Foto: Jana Baldovino und Joel Distefano in „Le Sacre du Printemps“ von Marco Goecke © Marie-Laure Briane
Text:Miguel Schneider, am 18. Juli 2025
Ein Wiedersehen zwischen George Gershwin und Igor Strawinsky: Unter dem Sammeltitel „Strawinsky in Paris“ stellen Jeroen Verbruggen und Marco Goecke zwei Temperamente in einem zweiteiligen Ballettabend am Staatstheater am Gärtnerplatz nebeneinander.
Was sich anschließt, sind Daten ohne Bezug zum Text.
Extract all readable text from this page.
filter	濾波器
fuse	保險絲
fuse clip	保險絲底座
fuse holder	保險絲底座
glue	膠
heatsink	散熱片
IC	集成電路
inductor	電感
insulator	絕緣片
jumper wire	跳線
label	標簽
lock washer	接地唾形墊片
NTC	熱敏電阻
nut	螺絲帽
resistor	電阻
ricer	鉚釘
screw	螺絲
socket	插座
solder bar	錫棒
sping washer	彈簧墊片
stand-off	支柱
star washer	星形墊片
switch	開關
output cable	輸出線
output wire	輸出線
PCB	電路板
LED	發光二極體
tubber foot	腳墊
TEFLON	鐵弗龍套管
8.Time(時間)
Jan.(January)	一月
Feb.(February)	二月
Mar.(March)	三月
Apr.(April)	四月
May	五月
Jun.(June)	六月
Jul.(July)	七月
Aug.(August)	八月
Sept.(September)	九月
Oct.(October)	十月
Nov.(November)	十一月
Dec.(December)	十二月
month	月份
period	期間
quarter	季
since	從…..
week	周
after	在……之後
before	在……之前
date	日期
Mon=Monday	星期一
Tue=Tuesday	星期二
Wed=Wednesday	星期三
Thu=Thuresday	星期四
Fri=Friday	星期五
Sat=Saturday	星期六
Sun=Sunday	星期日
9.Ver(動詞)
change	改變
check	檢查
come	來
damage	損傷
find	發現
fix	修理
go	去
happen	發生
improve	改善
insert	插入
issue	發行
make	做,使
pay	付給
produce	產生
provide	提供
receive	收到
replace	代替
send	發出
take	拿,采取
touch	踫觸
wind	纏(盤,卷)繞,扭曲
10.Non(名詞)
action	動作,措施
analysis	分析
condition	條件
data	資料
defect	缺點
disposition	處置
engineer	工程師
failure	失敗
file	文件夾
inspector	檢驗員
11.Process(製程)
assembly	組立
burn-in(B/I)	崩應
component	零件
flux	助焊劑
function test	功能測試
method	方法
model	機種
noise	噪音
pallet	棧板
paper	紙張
Von symphonischer Romantik keine Spur – stattdessen hetzen Jazz‑Hupen und ein radikal neu gedachtes Frühlingsopfer über die Bühne, dramaturgisch präzise gefasst durch klug gesetzte Ruhepole.
Der Abend öffnet mit Jeroen Verbruggens „Farewell in Paris“ als Hommage an George Gershwin und sein „An American in Paris“ – von vier Aaron Copland‑Zwischensätzen geschickt entschleunigt – und führt nach der Pause mit Marco Goeckes „Le Sacre du Printemps“ zu Igor Strawinskys gleichnamigem Stück über. Beide Partituren sind von unruhigem Rhythmus geprägt: Gershwin skizziert ein hupendes Großstadt‑Panorama, während Strawinsky mit schroffen, an seine spätere Zwölftonphase gemahnenden Akzenten direkt ins Nervensystem sticht. Gerade diese Gegenüberstellung macht die Programmierung reizvoll und zwingt beide Choreografen, neue Wege zu finden, das Chaos zu ordnen.
Rosenregen und Hupkonzert
Ein LED‑Kreis unter Bühnenbildnerin Natalia Kitamikados neonrosa Fontäne zitiert den Brunnen aus der Schlusssequenz des Films „An American in Paris“ von Vincente Minnelli – hier rückt dieses Finale an den Beginn von Verbruggens Choreografie und wird zum schillernden Treffpunkt. Ein Tänzer, der wie der Amerikaner Gershwin selbst wirkt, beobachtet das Treiben aus der Distanz; und spätestens als ein Blumenstrauß aus den „Wolken“ fällt, ist das symbolische Thema gesetzt. Mit akrobatischen Sprüngen und weit ausladenden Bewegungen begibt er sich auf Erkundungstour durch einen Ort ungebremster Sinnesreize.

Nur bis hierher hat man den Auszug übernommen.